Causes of perinatal deaths in Australia: Slow progress in the preterm period.

AIM: The majority of perinatal deaths occur in the preterm period; however, current approaches predominantly focus on prevention in the term period. Reducing perinatal deaths in the preterm period is, therefore, key to reducing the rates of perinatal death overall in Australia. The aim was to understand the classifications of causes of preterm stillbirth and neonatal death in Victoria over time and by gestation.
MATERIALS AND METHODS: Retrospective study using state-wide, publicly available data. All births in Victoria between 2010 and 2018 included in the Victorian Perinatal Data Collection, excluding terminations of pregnancy for maternal psychosocial indications, were studied. Differences in causes of preterm perinatal mortality gestation group and over time were determined.
RESULTS: Out of 7977 perinatal deaths reported, 85.9% (n = 6849) were in the preterm period. The most common cause of preterm stillbirths was congenital anomalies (n = 1574, 29.8%), followed by unexplained antepartum deaths (n = 557, 14.2%). The most common cause of preterm neonatal death was spontaneous preterm birth (sPTB; n = 599, 38.2%), followed by congenital anomalies (n = 493, 31.4%). The rate of preterm stillbirths due to hypertension (-14.9% (95% CI -27.1% to -2.7%; P = 0.02)), maternal conditions (-24.1% (95% CI -44.2% to -4.0%; P = 0.03)) and those that were unexplained (-5.4% (95% CI -9.8% to -1.2%; P = 0.02)) decreased per annum between 2010 and 2018. All other classifications did not change significantly over time.
CONCLUSION: Prevention of congenital anomalies and sPTB is critical to reducing preterm perinatal mortality. Greater emphasis on understanding causes of preterm deaths through mortality investigations may reduce the proportion of those considered 'unexplained'.

INTRODUCTION

The loss of a baby is a devastating outcome with far‐reaching impacts on individuals, families and communities. , Current approaches to reducing perinatal death focus predominantly on care in the term period. The benefits of these targeted approaches are beginning to be realised, and the proportion of stillbirths occurring in the term period has decreased from 25% to 15% over the past two decades in Australia.
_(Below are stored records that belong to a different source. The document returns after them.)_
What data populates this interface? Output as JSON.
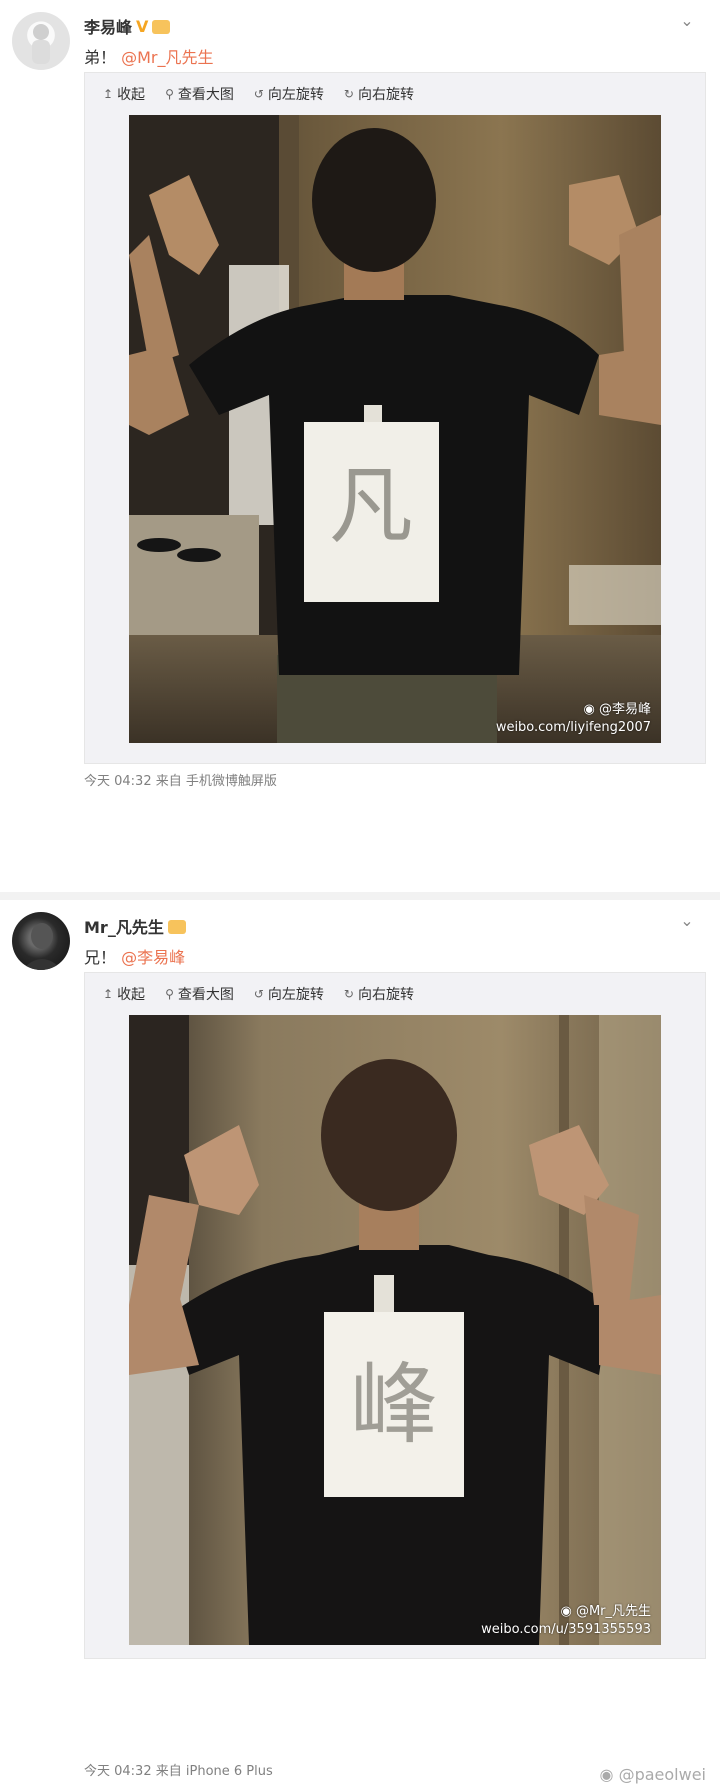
{
  "posts": [
    {
      "author": "李易峰",
      "verified_mark": "V",
      "text_prefix": "弟！",
      "mention": "@Mr_凡先生",
      "toolbar": {
        "collapse": "收起",
        "view_large": "查看大图",
        "rotate_left": "向左旋转",
        "rotate_right": "向右旋转"
      },
      "paper_glyph": "凡",
      "watermark_handle": "@李易峰",
      "watermark_url": "weibo.com/liyifeng2007",
      "timestamp": "今天 04:32",
      "source": "来自 手机微博触屏版"
    },
    {
      "author": "Mr_凡先生",
      "text_prefix": "兄！",
      "mention": "@李易峰",
      "toolbar": {
        "collapse": "收起",
        "view_large": "查看大图",
        "rotate_left": "向左旋转",
        "rotate_right": "向右旋转"
      },
      "paper_glyph": "峰",
      "watermark_handle": "@Mr_凡先生",
      "watermark_url": "weibo.com/u/3591355593",
      "timestamp": "今天 04:32",
      "source": "来自 iPhone 6 Plus"
    }
  ],
  "corner_watermark": "@paeolwei",
  "icons": [
    "chevron-down-icon",
    "collapse-icon",
    "zoom-icon",
    "rotate-left-icon",
    "rotate-right-icon",
    "weibo-logo-icon"
  ],
  "colors": {
    "mention": "#eb7350",
    "badge": "#f5a623",
    "meta": "#808080",
    "panel": "#f2f2f5"
  }
}
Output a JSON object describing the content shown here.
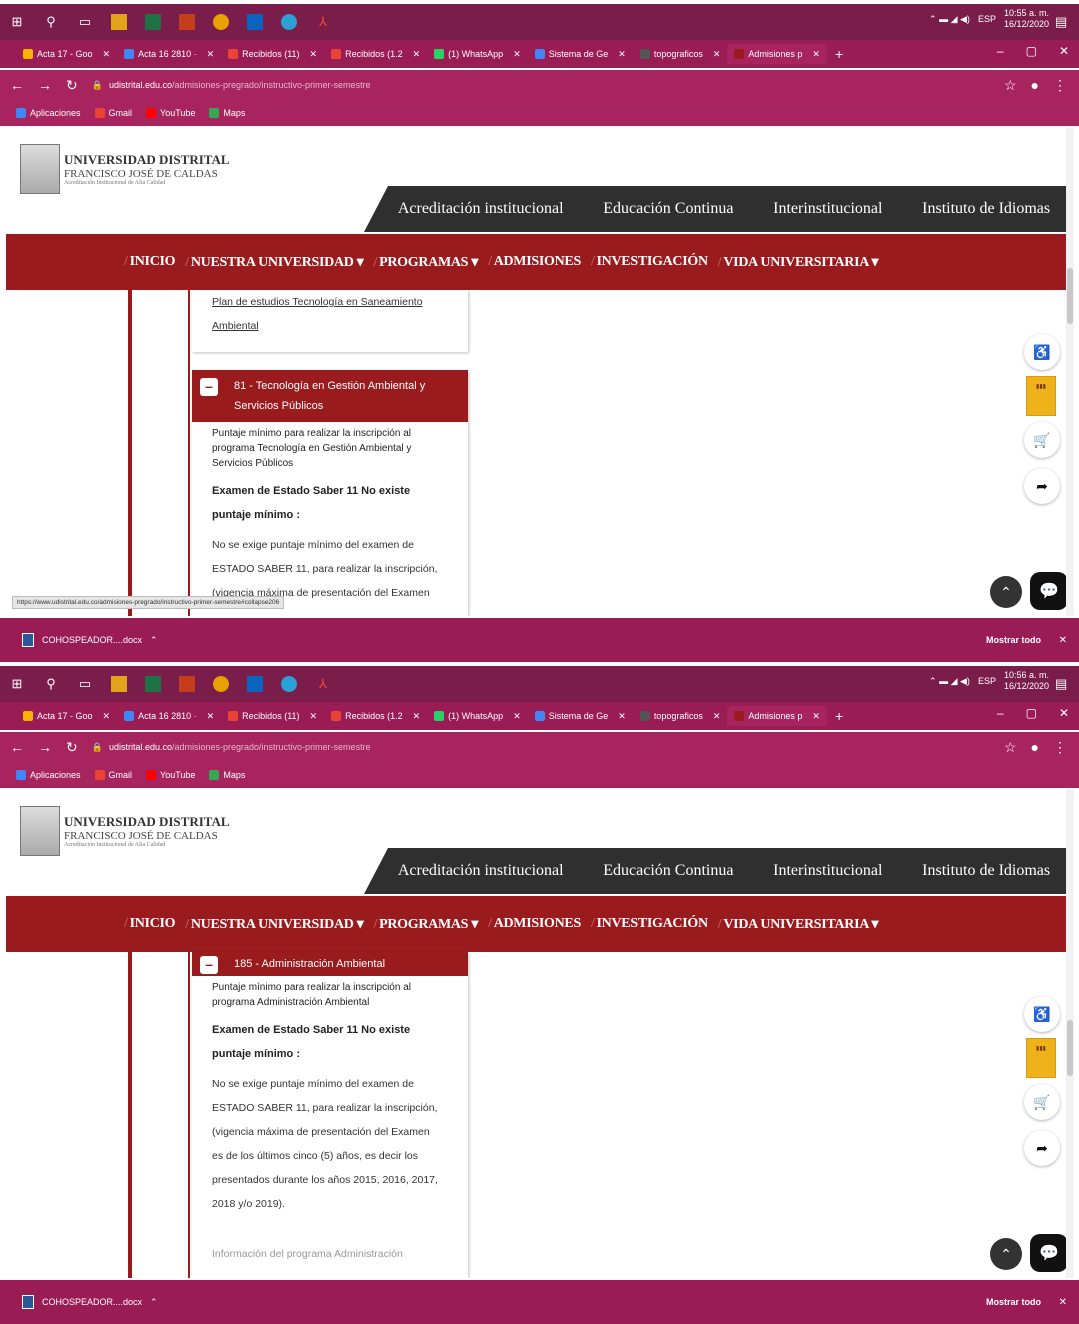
{
  "shots": [
    {
      "taskbar": {
        "clock_time": "10:55 a. m.",
        "clock_date": "16/12/2020",
        "lang": "ESP"
      },
      "panels": [
        {
          "title": "",
          "body": [
            "Plan de estudios Tecnología en Saneamiento",
            "Ambiental"
          ]
        },
        {
          "title": "81 - Tecnología en Gestión Ambiental y Servicios Públicos",
          "intro": "Puntaje mínimo para realizar la inscripción al programa Tecnología en Gestión Ambiental y Servicios Públicos",
          "exam_title": "Examen de Estado Saber 11 No existe puntaje mínimo :",
          "note": [
            "No se exige puntaje mínimo del examen de",
            "ESTADO SABER 11, para realizar la inscripción,",
            "(vigencia máxima de presentación del Examen"
          ]
        }
      ],
      "status_url": "https://www.udistrital.edu.co/admisiones-pregrado/instructivo-primer-semestre#collapse206"
    },
    {
      "taskbar": {
        "clock_time": "10:56 a. m.",
        "clock_date": "16/12/2020",
        "lang": "ESP"
      },
      "panels": [
        {
          "title": "185 - Administración Ambiental",
          "intro": "Puntaje mínimo para realizar la inscripción al programa Administración Ambiental",
          "exam_title": "Examen de Estado Saber 11 No existe puntaje mínimo :",
          "note": [
            "No se exige puntaje mínimo del examen de",
            "ESTADO SABER 11, para realizar la inscripción,",
            "(vigencia máxima de presentación del Examen",
            "es de los últimos cinco (5) años, es decir los",
            "presentados durante los años 2015, 2016, 2017,",
            "2018 y/o 2019)."
          ],
          "footer": "Información del programa Administración"
        }
      ]
    }
  ],
  "browser": {
    "tabs": [
      {
        "label": "Acta 17 - Goo",
        "color": "#f4b400"
      },
      {
        "label": "Acta 16 2810 ·",
        "color": "#4285f4"
      },
      {
        "label": "Recibidos (11)",
        "color": "#ea4335"
      },
      {
        "label": "Recibidos (1.2",
        "color": "#ea4335"
      },
      {
        "label": "(1) WhatsApp",
        "color": "#25d366"
      },
      {
        "label": "Sistema de Ge",
        "color": "#4285f4"
      },
      {
        "label": "topograficos",
        "color": "#555555"
      },
      {
        "label": "Admisiones p",
        "color": "#9a1b1e"
      }
    ],
    "url_domain": "udistrital.edu.co",
    "url_path": "/admisiones-pregrado/instructivo-primer-semestre",
    "bookmarks": [
      "Aplicaciones",
      "Gmail",
      "YouTube",
      "Maps"
    ]
  },
  "site": {
    "logo_line1": "UNIVERSIDAD DISTRITAL",
    "logo_line2": "FRANCISCO JOSÉ DE CALDAS",
    "logo_line3": "Acreditación Institucional de Alta Calidad",
    "topnav": [
      "Acreditación institucional",
      "Educación Continua",
      "Interinstitucional",
      "Instituto de Idiomas"
    ],
    "mainnav": [
      "INICIO",
      "NUESTRA UNIVERSIDAD ▾",
      "PROGRAMAS ▾",
      "ADMISIONES",
      "INVESTIGACIÓN",
      "VIDA UNIVERSITARIA ▾"
    ]
  },
  "downloads": {
    "file": "COHOSPEADOR....docx",
    "show_all": "Mostrar todo"
  },
  "colors": {
    "brand": "#9a1b1e",
    "chrome": "#a8245f",
    "taskbar": "#7a1d4a"
  }
}
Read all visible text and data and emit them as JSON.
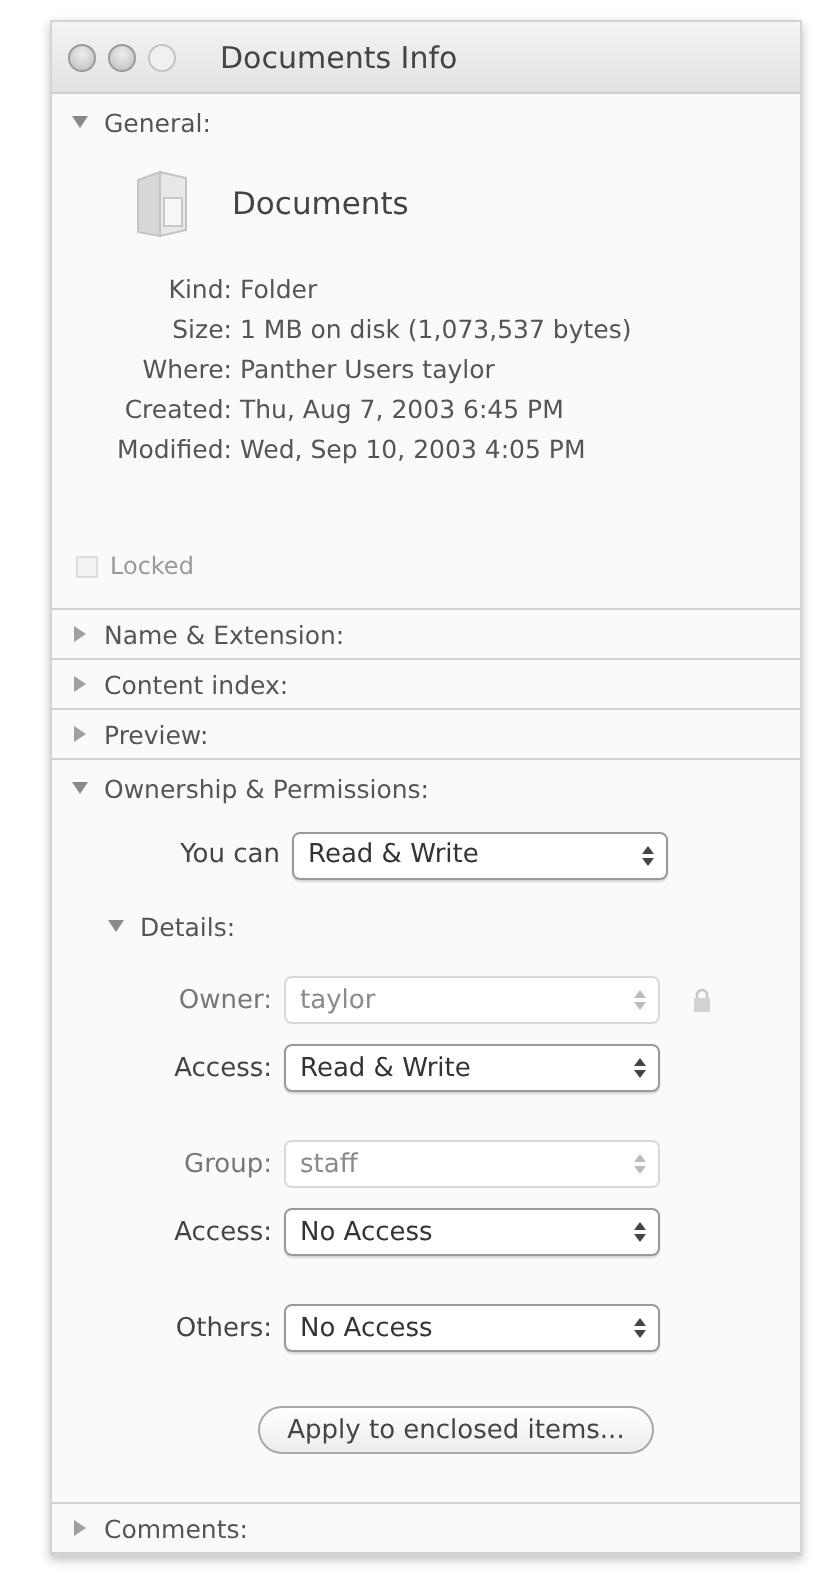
{
  "window": {
    "title": "Documents Info"
  },
  "sections": [
    {
      "kind": "general",
      "title": "General:",
      "expanded": true,
      "name": "Documents",
      "info": [
        {
          "label": "Kind:",
          "value": "Folder"
        },
        {
          "label": "Size:",
          "value": "1 MB on disk (1,073,537 bytes)"
        },
        {
          "label": "Where:",
          "value": "Panther Users taylor"
        },
        {
          "label": "Created:",
          "value": "Thu, Aug 7, 2003 6:45 PM"
        },
        {
          "label": "Modified:",
          "value": "Wed, Sep 10, 2003 4:05 PM"
        }
      ],
      "locked": {
        "label": "Locked",
        "checked": false,
        "disabled": true
      }
    },
    {
      "title": "Name & Extension:",
      "expanded": false
    },
    {
      "title": "Content index:",
      "expanded": false
    },
    {
      "title": "Preview:",
      "expanded": false
    },
    {
      "kind": "ownership",
      "title": "Ownership & Permissions:",
      "expanded": true,
      "you_can": {
        "label": "You can",
        "value": "Read & Write"
      },
      "details": {
        "title": "Details:",
        "expanded": true,
        "groups": [
          [
            {
              "label": "Owner:",
              "value": "taylor",
              "disabled": true,
              "lock": true
            },
            {
              "label": "Access:",
              "value": "Read & Write",
              "disabled": false,
              "lock": false
            }
          ],
          [
            {
              "label": "Group:",
              "value": "staff",
              "disabled": true,
              "lock": false
            },
            {
              "label": "Access:",
              "value": "No Access",
              "disabled": false,
              "lock": false
            }
          ],
          [
            {
              "label": "Others:",
              "value": "No Access",
              "disabled": false,
              "lock": false
            }
          ]
        ]
      },
      "button": "Apply to enclosed items..."
    },
    {
      "title": "Comments:",
      "expanded": false
    }
  ]
}
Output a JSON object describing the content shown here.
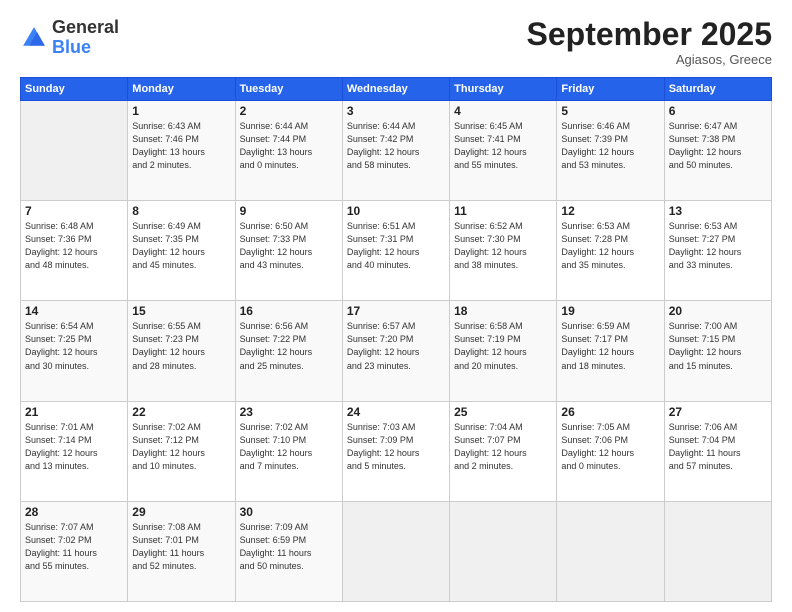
{
  "header": {
    "logo_general": "General",
    "logo_blue": "Blue",
    "month": "September 2025",
    "location": "Agiasos, Greece"
  },
  "weekdays": [
    "Sunday",
    "Monday",
    "Tuesday",
    "Wednesday",
    "Thursday",
    "Friday",
    "Saturday"
  ],
  "weeks": [
    [
      {
        "day": "",
        "detail": ""
      },
      {
        "day": "1",
        "detail": "Sunrise: 6:43 AM\nSunset: 7:46 PM\nDaylight: 13 hours\nand 2 minutes."
      },
      {
        "day": "2",
        "detail": "Sunrise: 6:44 AM\nSunset: 7:44 PM\nDaylight: 13 hours\nand 0 minutes."
      },
      {
        "day": "3",
        "detail": "Sunrise: 6:44 AM\nSunset: 7:42 PM\nDaylight: 12 hours\nand 58 minutes."
      },
      {
        "day": "4",
        "detail": "Sunrise: 6:45 AM\nSunset: 7:41 PM\nDaylight: 12 hours\nand 55 minutes."
      },
      {
        "day": "5",
        "detail": "Sunrise: 6:46 AM\nSunset: 7:39 PM\nDaylight: 12 hours\nand 53 minutes."
      },
      {
        "day": "6",
        "detail": "Sunrise: 6:47 AM\nSunset: 7:38 PM\nDaylight: 12 hours\nand 50 minutes."
      }
    ],
    [
      {
        "day": "7",
        "detail": "Sunrise: 6:48 AM\nSunset: 7:36 PM\nDaylight: 12 hours\nand 48 minutes."
      },
      {
        "day": "8",
        "detail": "Sunrise: 6:49 AM\nSunset: 7:35 PM\nDaylight: 12 hours\nand 45 minutes."
      },
      {
        "day": "9",
        "detail": "Sunrise: 6:50 AM\nSunset: 7:33 PM\nDaylight: 12 hours\nand 43 minutes."
      },
      {
        "day": "10",
        "detail": "Sunrise: 6:51 AM\nSunset: 7:31 PM\nDaylight: 12 hours\nand 40 minutes."
      },
      {
        "day": "11",
        "detail": "Sunrise: 6:52 AM\nSunset: 7:30 PM\nDaylight: 12 hours\nand 38 minutes."
      },
      {
        "day": "12",
        "detail": "Sunrise: 6:53 AM\nSunset: 7:28 PM\nDaylight: 12 hours\nand 35 minutes."
      },
      {
        "day": "13",
        "detail": "Sunrise: 6:53 AM\nSunset: 7:27 PM\nDaylight: 12 hours\nand 33 minutes."
      }
    ],
    [
      {
        "day": "14",
        "detail": "Sunrise: 6:54 AM\nSunset: 7:25 PM\nDaylight: 12 hours\nand 30 minutes."
      },
      {
        "day": "15",
        "detail": "Sunrise: 6:55 AM\nSunset: 7:23 PM\nDaylight: 12 hours\nand 28 minutes."
      },
      {
        "day": "16",
        "detail": "Sunrise: 6:56 AM\nSunset: 7:22 PM\nDaylight: 12 hours\nand 25 minutes."
      },
      {
        "day": "17",
        "detail": "Sunrise: 6:57 AM\nSunset: 7:20 PM\nDaylight: 12 hours\nand 23 minutes."
      },
      {
        "day": "18",
        "detail": "Sunrise: 6:58 AM\nSunset: 7:19 PM\nDaylight: 12 hours\nand 20 minutes."
      },
      {
        "day": "19",
        "detail": "Sunrise: 6:59 AM\nSunset: 7:17 PM\nDaylight: 12 hours\nand 18 minutes."
      },
      {
        "day": "20",
        "detail": "Sunrise: 7:00 AM\nSunset: 7:15 PM\nDaylight: 12 hours\nand 15 minutes."
      }
    ],
    [
      {
        "day": "21",
        "detail": "Sunrise: 7:01 AM\nSunset: 7:14 PM\nDaylight: 12 hours\nand 13 minutes."
      },
      {
        "day": "22",
        "detail": "Sunrise: 7:02 AM\nSunset: 7:12 PM\nDaylight: 12 hours\nand 10 minutes."
      },
      {
        "day": "23",
        "detail": "Sunrise: 7:02 AM\nSunset: 7:10 PM\nDaylight: 12 hours\nand 7 minutes."
      },
      {
        "day": "24",
        "detail": "Sunrise: 7:03 AM\nSunset: 7:09 PM\nDaylight: 12 hours\nand 5 minutes."
      },
      {
        "day": "25",
        "detail": "Sunrise: 7:04 AM\nSunset: 7:07 PM\nDaylight: 12 hours\nand 2 minutes."
      },
      {
        "day": "26",
        "detail": "Sunrise: 7:05 AM\nSunset: 7:06 PM\nDaylight: 12 hours\nand 0 minutes."
      },
      {
        "day": "27",
        "detail": "Sunrise: 7:06 AM\nSunset: 7:04 PM\nDaylight: 11 hours\nand 57 minutes."
      }
    ],
    [
      {
        "day": "28",
        "detail": "Sunrise: 7:07 AM\nSunset: 7:02 PM\nDaylight: 11 hours\nand 55 minutes."
      },
      {
        "day": "29",
        "detail": "Sunrise: 7:08 AM\nSunset: 7:01 PM\nDaylight: 11 hours\nand 52 minutes."
      },
      {
        "day": "30",
        "detail": "Sunrise: 7:09 AM\nSunset: 6:59 PM\nDaylight: 11 hours\nand 50 minutes."
      },
      {
        "day": "",
        "detail": ""
      },
      {
        "day": "",
        "detail": ""
      },
      {
        "day": "",
        "detail": ""
      },
      {
        "day": "",
        "detail": ""
      }
    ]
  ]
}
These same gains, however, have not been observed in the preterm period (before 37 weeks’ gestation). Of the 1256 babies who were stillborn in Australia in 2018, 90% of them (n = 1136) were born at <37 weeks’ gestation, and 71% (n = 889) were born before 28 weeks’ gestation. Hence, while term stillbirths have reduced, the overall stillbirth rate has remained at approximately six babies per day for over a decade. Reducing stillbirth in the preterm period is, therefore, key to reducing the rates of stillbirth overall in Australia. Similarly, the rate of neonatal death (NND) in Australia has remained stagnant for over a decade, with roughly two babies a day dying in the neonatal period, many of which are the result of prematurity.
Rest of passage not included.